Peter Lanyon identified West Penwith as marking a key turning point in his artistic development from a form of abstraction influenced by the work of fellow St Ives artists Ben Nicholson, Barbara Hepworth and Naum Gabo to a new conception of landscape painting. In 1960, in a letter to the painting’s then owner, the architect Eugene Rosenberg, he explained how the present image had been painted over an earlier, more abstract composition, which he had entitled Horizontal by the Sea. He wrote:
Abstract construction illustrated in ‘Horizontal by the Sea’ is already evocative but is resolved only as far as all the forms curves and planes operate successfully in themselves. References outside these are impurities. It is these references and impurities which I developed in the later painting and so by choice opted for a richer and in fact more local vein. Subsequently, moral and aesthetic differences led me to break with Nicholson and Hepworth, though not with Gabo.
(Peter Lanyon, letter to Eugene Rosenberg, 9 December 1960, Tate Archive TG 4/2/597.)

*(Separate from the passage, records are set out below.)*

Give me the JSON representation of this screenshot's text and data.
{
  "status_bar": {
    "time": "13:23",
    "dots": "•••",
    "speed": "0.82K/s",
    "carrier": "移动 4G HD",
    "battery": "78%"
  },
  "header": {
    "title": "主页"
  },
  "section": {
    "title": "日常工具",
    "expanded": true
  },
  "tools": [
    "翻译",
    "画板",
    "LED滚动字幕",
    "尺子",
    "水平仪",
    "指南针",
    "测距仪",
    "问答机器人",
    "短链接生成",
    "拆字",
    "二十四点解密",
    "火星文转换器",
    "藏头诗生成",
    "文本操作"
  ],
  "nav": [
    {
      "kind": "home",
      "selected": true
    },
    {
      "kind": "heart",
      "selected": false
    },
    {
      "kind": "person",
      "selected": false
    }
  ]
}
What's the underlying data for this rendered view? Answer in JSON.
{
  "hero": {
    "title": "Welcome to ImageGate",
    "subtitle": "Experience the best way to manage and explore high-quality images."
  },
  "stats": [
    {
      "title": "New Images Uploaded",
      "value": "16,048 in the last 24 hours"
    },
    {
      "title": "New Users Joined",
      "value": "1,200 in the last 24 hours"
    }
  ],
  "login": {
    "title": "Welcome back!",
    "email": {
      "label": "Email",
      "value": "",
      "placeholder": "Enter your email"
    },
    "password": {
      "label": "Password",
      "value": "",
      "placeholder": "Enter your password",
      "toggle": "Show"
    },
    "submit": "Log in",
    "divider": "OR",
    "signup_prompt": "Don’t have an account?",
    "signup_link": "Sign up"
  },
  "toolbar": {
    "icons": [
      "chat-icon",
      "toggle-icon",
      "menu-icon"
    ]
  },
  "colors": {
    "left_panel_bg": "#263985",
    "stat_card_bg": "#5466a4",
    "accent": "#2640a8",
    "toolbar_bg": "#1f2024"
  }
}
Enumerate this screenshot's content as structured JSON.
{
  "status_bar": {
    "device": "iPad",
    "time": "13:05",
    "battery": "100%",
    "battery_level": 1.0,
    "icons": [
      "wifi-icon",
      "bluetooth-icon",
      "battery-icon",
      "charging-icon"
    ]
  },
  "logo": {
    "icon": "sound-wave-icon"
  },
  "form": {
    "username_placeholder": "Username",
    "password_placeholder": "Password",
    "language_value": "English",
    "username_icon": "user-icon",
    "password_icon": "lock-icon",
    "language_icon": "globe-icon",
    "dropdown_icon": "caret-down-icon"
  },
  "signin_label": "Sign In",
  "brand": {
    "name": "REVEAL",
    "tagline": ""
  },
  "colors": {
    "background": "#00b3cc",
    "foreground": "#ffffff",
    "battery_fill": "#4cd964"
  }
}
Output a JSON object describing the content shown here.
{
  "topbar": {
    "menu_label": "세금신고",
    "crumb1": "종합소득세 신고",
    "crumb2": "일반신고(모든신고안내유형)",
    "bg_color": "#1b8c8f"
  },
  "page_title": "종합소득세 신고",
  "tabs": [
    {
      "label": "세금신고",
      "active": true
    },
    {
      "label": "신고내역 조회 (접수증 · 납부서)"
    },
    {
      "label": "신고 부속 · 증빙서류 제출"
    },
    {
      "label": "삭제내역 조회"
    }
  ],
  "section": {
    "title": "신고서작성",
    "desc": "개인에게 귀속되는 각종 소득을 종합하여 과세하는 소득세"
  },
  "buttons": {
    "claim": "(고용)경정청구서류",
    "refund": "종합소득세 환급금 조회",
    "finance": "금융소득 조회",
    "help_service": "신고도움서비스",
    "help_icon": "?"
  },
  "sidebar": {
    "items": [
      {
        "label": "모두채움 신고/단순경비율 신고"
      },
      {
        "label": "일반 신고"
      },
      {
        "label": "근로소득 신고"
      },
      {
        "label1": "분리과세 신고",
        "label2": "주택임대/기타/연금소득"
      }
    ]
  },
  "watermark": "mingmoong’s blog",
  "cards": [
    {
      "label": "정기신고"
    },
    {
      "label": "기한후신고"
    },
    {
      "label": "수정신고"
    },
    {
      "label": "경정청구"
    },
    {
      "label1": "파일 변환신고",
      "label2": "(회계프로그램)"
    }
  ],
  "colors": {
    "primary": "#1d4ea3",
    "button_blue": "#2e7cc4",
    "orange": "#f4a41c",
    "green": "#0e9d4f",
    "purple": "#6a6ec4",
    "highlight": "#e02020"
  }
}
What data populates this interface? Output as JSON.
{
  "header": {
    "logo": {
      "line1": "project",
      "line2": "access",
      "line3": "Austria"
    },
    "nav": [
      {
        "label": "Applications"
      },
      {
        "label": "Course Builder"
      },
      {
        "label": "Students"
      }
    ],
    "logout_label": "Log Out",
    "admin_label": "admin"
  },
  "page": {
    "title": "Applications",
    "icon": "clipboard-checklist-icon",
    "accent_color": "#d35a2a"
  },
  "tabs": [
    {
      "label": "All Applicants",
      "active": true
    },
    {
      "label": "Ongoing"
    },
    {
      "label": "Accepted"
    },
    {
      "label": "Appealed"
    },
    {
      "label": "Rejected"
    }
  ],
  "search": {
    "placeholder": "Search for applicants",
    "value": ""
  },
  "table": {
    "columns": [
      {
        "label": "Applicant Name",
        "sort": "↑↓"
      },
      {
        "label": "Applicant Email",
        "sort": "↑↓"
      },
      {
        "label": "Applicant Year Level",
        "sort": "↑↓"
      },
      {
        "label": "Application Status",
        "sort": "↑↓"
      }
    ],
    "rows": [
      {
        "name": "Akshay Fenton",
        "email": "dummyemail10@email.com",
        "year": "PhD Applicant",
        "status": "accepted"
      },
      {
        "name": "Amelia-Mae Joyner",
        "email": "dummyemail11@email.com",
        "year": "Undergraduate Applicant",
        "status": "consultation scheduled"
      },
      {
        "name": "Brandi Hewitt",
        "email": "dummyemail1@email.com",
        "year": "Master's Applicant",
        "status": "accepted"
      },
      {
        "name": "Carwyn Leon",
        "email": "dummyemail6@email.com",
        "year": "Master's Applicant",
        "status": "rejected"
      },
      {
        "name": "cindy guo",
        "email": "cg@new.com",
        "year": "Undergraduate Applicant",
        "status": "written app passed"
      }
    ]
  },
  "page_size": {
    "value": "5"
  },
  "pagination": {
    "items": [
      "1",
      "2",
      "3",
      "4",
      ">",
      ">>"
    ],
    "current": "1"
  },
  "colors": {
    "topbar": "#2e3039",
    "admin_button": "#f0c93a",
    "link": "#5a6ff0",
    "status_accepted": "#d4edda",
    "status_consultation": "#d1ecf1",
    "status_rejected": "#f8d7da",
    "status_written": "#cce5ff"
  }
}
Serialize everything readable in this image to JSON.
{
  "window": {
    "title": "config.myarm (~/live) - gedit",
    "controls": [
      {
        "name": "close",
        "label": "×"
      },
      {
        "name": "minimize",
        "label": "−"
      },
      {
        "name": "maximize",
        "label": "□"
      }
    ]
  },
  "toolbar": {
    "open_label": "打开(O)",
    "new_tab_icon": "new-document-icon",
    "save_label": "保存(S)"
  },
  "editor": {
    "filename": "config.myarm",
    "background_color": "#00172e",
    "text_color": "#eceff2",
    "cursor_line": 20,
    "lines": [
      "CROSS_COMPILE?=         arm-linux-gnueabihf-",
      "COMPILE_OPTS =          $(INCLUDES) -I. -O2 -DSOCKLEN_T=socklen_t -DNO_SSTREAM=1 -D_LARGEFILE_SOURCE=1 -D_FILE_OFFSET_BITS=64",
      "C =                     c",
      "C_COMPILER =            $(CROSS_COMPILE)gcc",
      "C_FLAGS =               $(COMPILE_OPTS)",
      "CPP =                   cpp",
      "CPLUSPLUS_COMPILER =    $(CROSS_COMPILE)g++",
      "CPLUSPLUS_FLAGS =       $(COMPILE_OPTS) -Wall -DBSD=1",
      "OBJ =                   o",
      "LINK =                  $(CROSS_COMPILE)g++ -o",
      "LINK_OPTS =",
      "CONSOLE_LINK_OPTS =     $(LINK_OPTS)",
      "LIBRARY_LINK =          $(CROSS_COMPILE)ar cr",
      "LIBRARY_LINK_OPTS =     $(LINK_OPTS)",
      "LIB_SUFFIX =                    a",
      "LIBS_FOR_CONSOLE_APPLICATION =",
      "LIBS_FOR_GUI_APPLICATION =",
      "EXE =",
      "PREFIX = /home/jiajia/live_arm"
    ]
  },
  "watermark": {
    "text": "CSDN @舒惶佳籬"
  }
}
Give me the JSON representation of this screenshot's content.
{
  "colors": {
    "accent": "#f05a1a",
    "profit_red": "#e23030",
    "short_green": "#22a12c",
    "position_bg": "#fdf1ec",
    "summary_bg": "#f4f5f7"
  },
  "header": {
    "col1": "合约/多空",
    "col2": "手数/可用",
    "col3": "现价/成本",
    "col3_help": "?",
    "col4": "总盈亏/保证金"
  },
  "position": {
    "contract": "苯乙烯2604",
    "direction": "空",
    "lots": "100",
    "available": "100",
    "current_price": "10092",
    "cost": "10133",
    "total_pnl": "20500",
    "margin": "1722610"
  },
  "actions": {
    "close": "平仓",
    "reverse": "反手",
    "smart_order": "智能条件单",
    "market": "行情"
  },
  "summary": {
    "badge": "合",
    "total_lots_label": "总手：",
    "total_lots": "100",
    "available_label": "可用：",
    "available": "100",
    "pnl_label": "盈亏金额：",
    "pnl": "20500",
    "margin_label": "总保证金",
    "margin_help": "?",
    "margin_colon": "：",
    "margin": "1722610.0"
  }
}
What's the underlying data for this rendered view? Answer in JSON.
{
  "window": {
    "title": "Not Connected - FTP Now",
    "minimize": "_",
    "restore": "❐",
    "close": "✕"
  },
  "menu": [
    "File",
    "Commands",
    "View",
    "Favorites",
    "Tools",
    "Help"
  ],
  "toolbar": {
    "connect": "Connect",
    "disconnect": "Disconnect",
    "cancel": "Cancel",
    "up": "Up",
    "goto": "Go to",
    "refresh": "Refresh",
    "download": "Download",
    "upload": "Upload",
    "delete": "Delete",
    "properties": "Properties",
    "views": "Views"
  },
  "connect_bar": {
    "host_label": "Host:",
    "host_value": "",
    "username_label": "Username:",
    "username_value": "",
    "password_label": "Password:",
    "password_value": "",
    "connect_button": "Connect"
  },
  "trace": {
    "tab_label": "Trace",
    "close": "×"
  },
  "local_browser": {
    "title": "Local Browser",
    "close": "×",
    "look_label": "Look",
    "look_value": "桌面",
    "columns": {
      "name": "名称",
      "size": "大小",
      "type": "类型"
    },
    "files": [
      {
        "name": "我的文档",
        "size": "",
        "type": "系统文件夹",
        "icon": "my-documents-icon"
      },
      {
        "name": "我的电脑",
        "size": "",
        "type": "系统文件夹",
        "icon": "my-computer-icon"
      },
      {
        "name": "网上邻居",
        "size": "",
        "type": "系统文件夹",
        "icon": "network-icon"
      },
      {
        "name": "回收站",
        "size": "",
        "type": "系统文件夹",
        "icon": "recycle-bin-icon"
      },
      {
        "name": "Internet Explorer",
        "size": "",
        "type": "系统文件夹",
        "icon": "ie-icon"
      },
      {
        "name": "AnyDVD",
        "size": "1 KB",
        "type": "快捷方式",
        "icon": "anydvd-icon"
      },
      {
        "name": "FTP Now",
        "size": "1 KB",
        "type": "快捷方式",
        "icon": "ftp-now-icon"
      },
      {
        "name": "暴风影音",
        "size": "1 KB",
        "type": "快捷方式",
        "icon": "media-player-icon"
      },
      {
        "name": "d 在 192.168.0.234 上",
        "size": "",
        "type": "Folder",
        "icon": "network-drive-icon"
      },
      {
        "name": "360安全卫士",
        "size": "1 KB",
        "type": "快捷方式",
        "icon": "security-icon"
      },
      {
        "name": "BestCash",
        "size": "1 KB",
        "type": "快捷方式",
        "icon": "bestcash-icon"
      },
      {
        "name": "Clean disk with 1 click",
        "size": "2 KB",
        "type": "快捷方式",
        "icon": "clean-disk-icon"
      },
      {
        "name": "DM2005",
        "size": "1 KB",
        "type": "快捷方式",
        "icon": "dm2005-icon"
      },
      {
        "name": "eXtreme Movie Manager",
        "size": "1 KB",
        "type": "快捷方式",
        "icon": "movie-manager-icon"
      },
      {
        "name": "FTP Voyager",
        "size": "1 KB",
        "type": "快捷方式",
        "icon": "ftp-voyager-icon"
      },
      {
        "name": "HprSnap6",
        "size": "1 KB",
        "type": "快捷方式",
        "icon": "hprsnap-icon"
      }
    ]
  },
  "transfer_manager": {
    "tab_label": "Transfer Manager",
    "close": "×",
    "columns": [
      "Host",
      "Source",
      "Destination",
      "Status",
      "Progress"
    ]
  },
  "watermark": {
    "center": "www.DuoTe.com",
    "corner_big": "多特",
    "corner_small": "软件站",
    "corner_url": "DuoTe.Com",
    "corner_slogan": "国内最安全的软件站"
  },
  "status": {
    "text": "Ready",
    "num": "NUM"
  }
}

Since 1939 Lanyon had been close to Nicholson and Hepworth, taking classes from the former, and developing a language of scraped, curving volumetric forms indebted to both, as well as to Naum Gabo. In 1950, the year after he painted West Penwith, he separated himself from Nicholson and Hepworth artistically and socially, and his retrospective account of the painting reflects that later change. In contrast to what he saw as a universality in their abstract work, he began a series of paintings based on ideas of actual places, their appearance and their histories. West Penwith was the first of these, conveying a sense of the region’s landscape, history and politics, with which Lanyon sought to align himself and his art. This new body of work was described by fellow St Ives artist Patrick Heron as subtly balancing Lanyon’s abstract principles and subject matter – the Cornish landscape and his own sense of identity – and culminated in his painting St Just 1953 (Tate L03594) and its related sculpture, Construction for ‘St Just’ 1952 (Tate T13431). This negotiation of abstract values and external subject matter was part of a wider renegotiation of modernist practice among a number of artists in Britain, Europe and North America in the early 1950s.
Chris Stephens, Peter Lanyon: At the Edge of Landscape, London 2000.
Andrew Causey, Peter Lanyon: Modernism and the Land, London 2006.
Chris Stephens, Peter Lanyon, exhibition catalogue, Tate St Ives, St Ives 2010.